During the first appearance hearing, the court officials make sure that the court knows that the person is designated as a high risk sex offender under the requirements of the Jessica Lunsford Act (“JLA”) or the Anti-Murder Act (“AMA”).
Attorney for Sex Offender Violation of Probation Cases in Tampa, FL
If you are on probation for a sexually motivated offense and your probation officer has alleged that you violated probation, then seek out the services of an experienced criminal defense attorney to represent you. The attorneys at the Sammis Law Firm in Tampa, FL, fight violation of probation cases, including serious cases that fall under the Jessica Lunsford Act or the Anti-Murder Act.
We represent clients on felony VOP cases in Hillsborough County, Pinellas County, Pasco County, Hernando County, and Polk County, FL.
Call (813) 250-0500 today to discuss your case.
The Application of the Jessica Lunsford Act in Florida
These rules under the Jessica Lunsford Act (“JLA”) apply to anyone before the court for a violation of probation or community control for the following offense:
- Under supervision for any criminal offense proscribed in chapter 794, Florida Statutes (Sexual Battery, including Attempts & Solicitations);
- Under supervision for any criminal offense proscribed in chapter 800, Florida Statutes, under the following subsections:
- 800.04(6) (Lewd or Lascivious Conduct) (victim is less than 16 years of age);
- 800.04(5) (Lewd or Lascivious Molestation) (victim is less than 16 years of age);
- 800.04(4) (Lewd or Lascivious Battery) (victim is between 12 years of age and 16 years of age);
- 847.0145 (Selling or Buying of Minors) (victim is less than 18 years of age); and
- 827.071 (Sexual Performance by Child) (victim is less than 18 years of age).
Before a JLA defendant may be released from custody, with or without bail, at first appearance or at a bond motion hearing, the Court must first conduct a hearing and make a determination, supported by written findings, that the defendant is not a danger to the public.
Danger to the Public Hearings under Section 948.06(4)
At the hearing, the defendant shall have the right to be heard in person or through counsel, to present witnesses and evidence, and to cross-examine witnesses. In determining the danger posed by the defendant’s release, the court may consider:
- the weight of the evidence against the defendant;
- the likelihood that the defendant will engage again in a criminal course of conduct;
- the defendant’s history and conduct during the probation and community control supervision from which the violation arises;
- any other previous supervisions, including disciplinary records of previous incarcerations;
- the defendant’s family ties, length of residence in the community, employment history, and mental condition;
- any other evidence of allegations of unlawful sexual conduct or the use of violence by the defendant;
- any record of arrests without conviction for crimes involving violence or sexual crimes;
- the nature and circumstances of the violation and any new law offenses charged; and
- the defendant’s past and present conduct, including convictions of crimes.

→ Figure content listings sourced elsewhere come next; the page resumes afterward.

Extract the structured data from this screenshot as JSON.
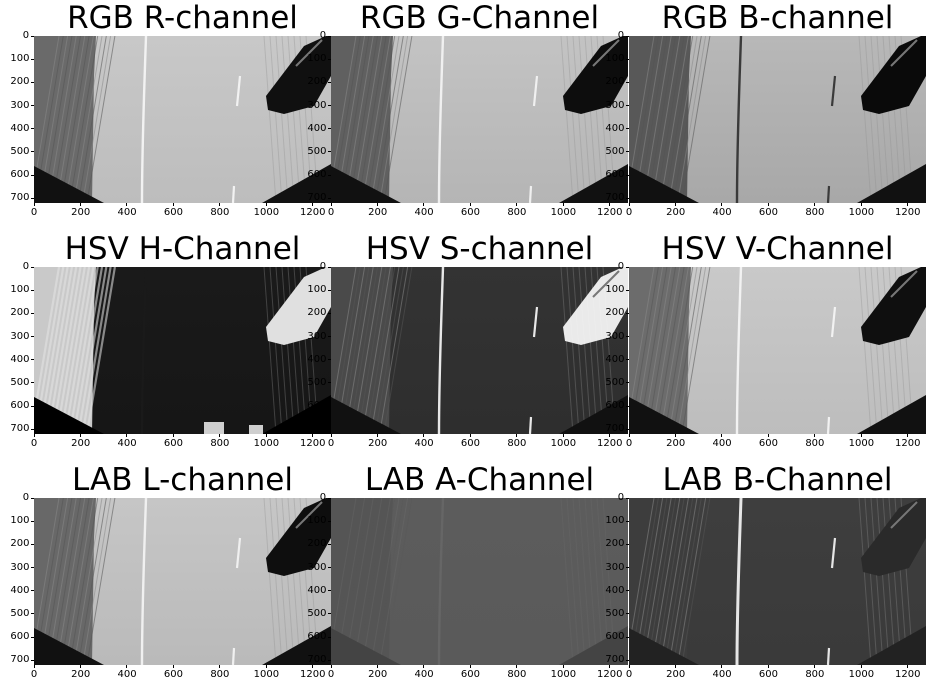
{
  "panels": [
    {
      "title": "RGB R-channel",
      "channel": "r_channel"
    },
    {
      "title": "RGB G-Channel",
      "channel": "g_channel"
    },
    {
      "title": "RGB B-channel",
      "channel": "b_channel"
    },
    {
      "title": "HSV H-Channel",
      "channel": "h_channel"
    },
    {
      "title": "HSV S-channel",
      "channel": "s_channel"
    },
    {
      "title": "HSV V-Channel",
      "channel": "v_channel"
    },
    {
      "title": "LAB L-channel",
      "channel": "l_channel"
    },
    {
      "title": "LAB A-Channel",
      "channel": "a_channel"
    },
    {
      "title": "LAB B-Channel",
      "channel": "lab_b_channel"
    }
  ],
  "x_ticks": [
    "0",
    "200",
    "400",
    "600",
    "800",
    "1000",
    "1200"
  ],
  "y_ticks": [
    "0",
    "100",
    "200",
    "300",
    "400",
    "500",
    "600",
    "700"
  ],
  "image_extent": {
    "x": [
      0,
      1280
    ],
    "y": [
      0,
      720
    ]
  }
}
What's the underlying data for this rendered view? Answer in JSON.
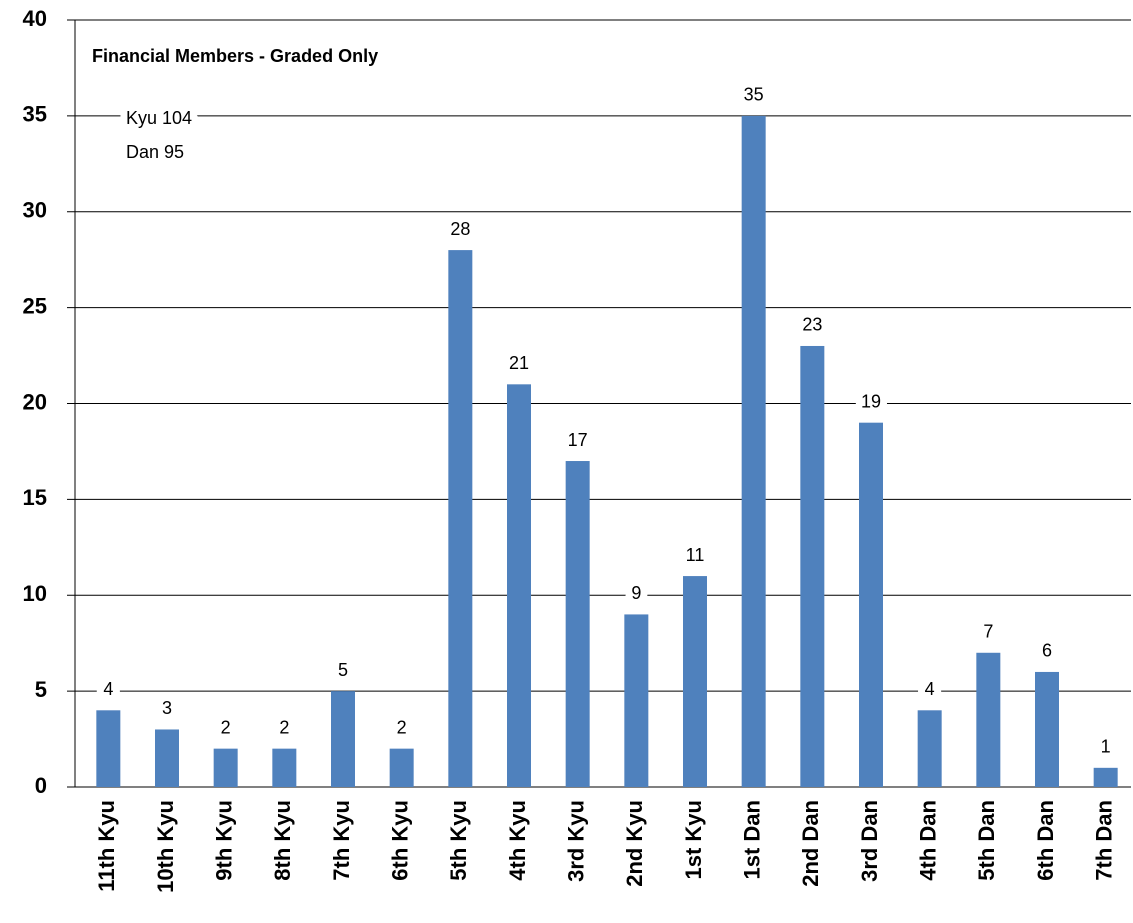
{
  "chart_data": {
    "type": "bar",
    "title": "Financial Members - Graded Only",
    "annotations": [
      "Kyu 104",
      "Dan 95"
    ],
    "categories": [
      "11th Kyu",
      "10th Kyu",
      "9th Kyu",
      "8th Kyu",
      "7th Kyu",
      "6th Kyu",
      "5th Kyu",
      "4th Kyu",
      "3rd Kyu",
      "2nd Kyu",
      "1st Kyu",
      "1st Dan",
      "2nd Dan",
      "3rd Dan",
      "4th Dan",
      "5th Dan",
      "6th Dan",
      "7th Dan"
    ],
    "values": [
      4,
      3,
      2,
      2,
      5,
      2,
      28,
      21,
      17,
      9,
      11,
      35,
      23,
      19,
      4,
      7,
      6,
      1
    ],
    "color": "#4f81bd",
    "ylim": [
      0,
      40
    ],
    "yticks": [
      0,
      5,
      10,
      15,
      20,
      25,
      30,
      35,
      40
    ],
    "grid": true
  }
}
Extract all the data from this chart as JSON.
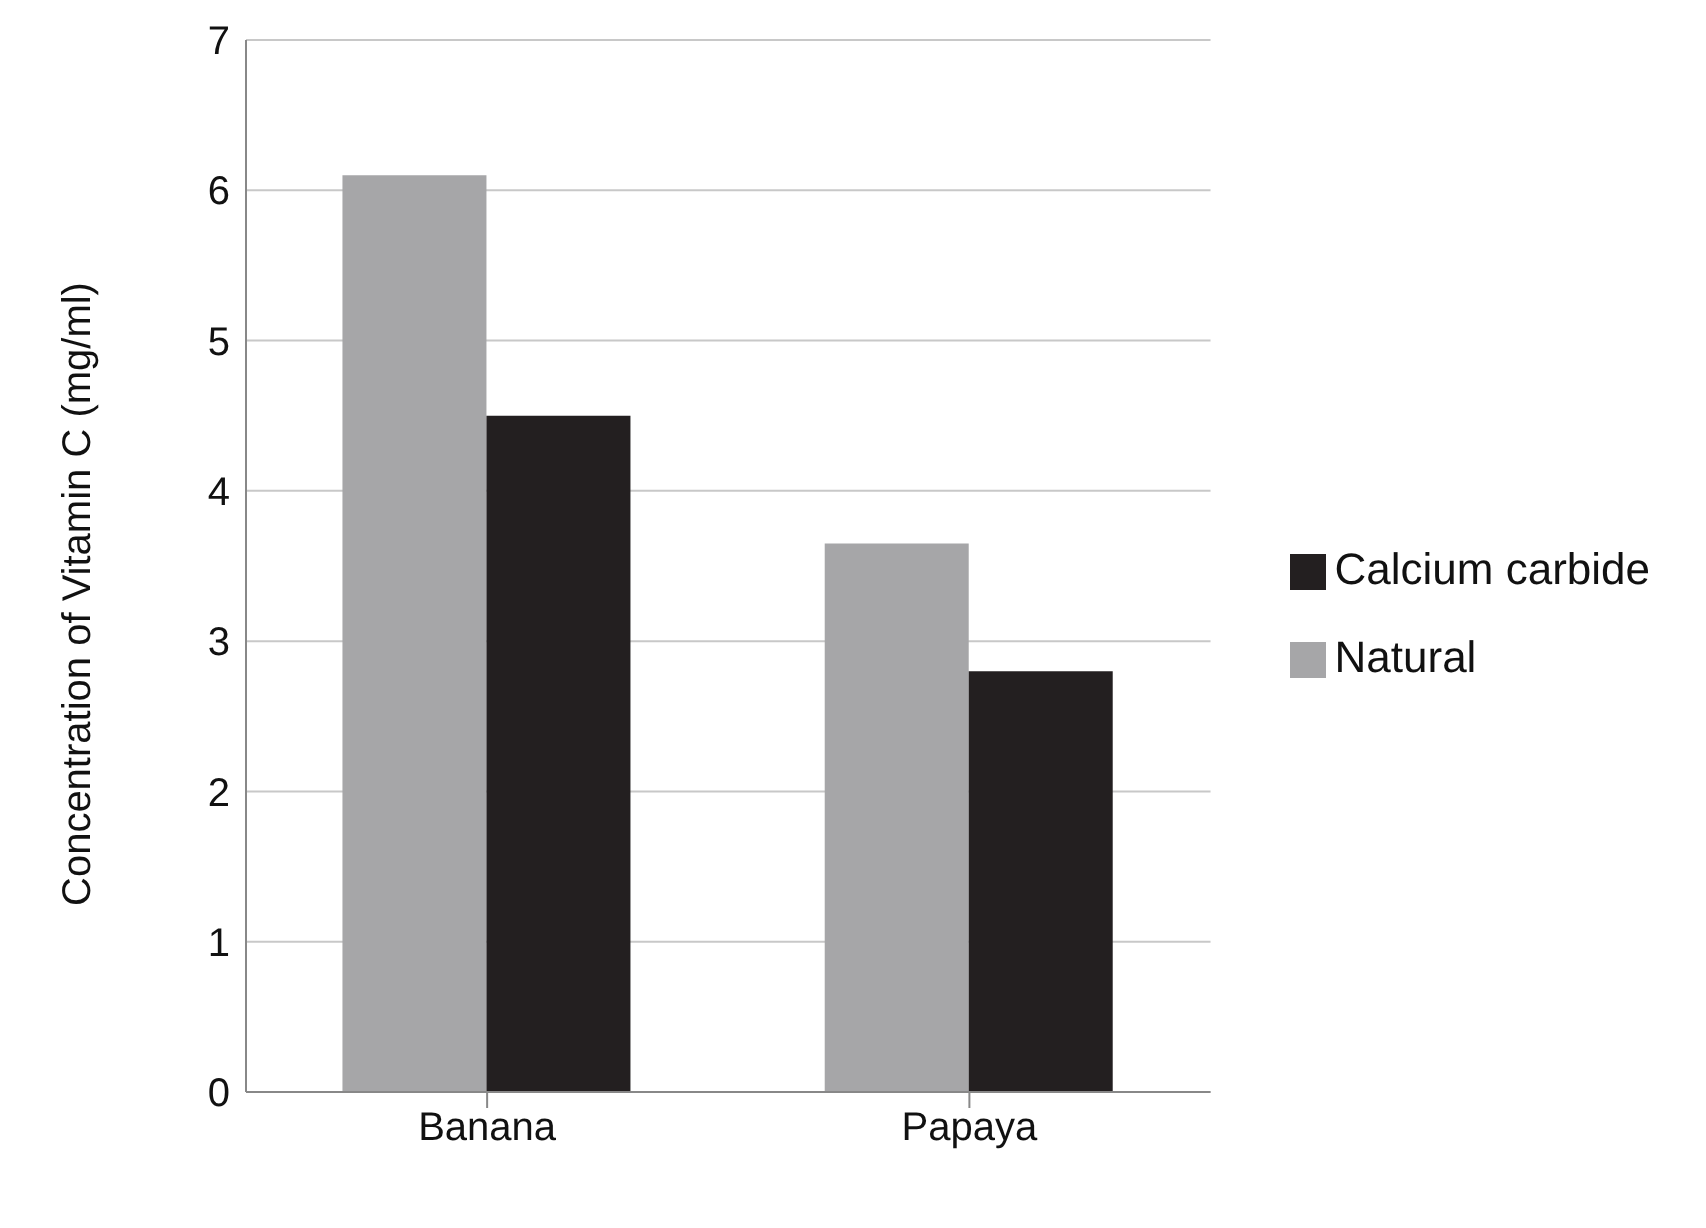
{
  "chart_data": {
    "type": "bar",
    "ylabel": "Concentration of Vitamin C (mg/ml)",
    "categories": [
      "Banana",
      "Papaya"
    ],
    "series": [
      {
        "name": "Natural",
        "color": "#a6a6a8",
        "values": [
          6.1,
          3.65
        ]
      },
      {
        "name": "Calcium carbide",
        "color": "#231f20",
        "values": [
          4.5,
          2.8
        ]
      }
    ],
    "ylim": [
      0,
      7
    ],
    "yticks": [
      0,
      1,
      2,
      3,
      4,
      5,
      6,
      7
    ],
    "grid": "y",
    "legend": "right"
  }
}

The first appearance judge shall order that every JLA defendant be held without bail pending a properly noticed “danger to the public” hearing as required by section 948.06(4), Florida Statutes (2008). This “danger to the public” hearing shall be scheduled if and when defense counsel files a motion to set bail or other appropriate motion.
In its discretion, the Court may conduct a “danger to the public” hearing at first appearance (but only by stipulation of both the State and the defense). Such hearings at first appearance are extremely rare because “danger to the public” hearings require research and preparation by the State and the defense.
This article was last updated on Friday, December 8, 2017.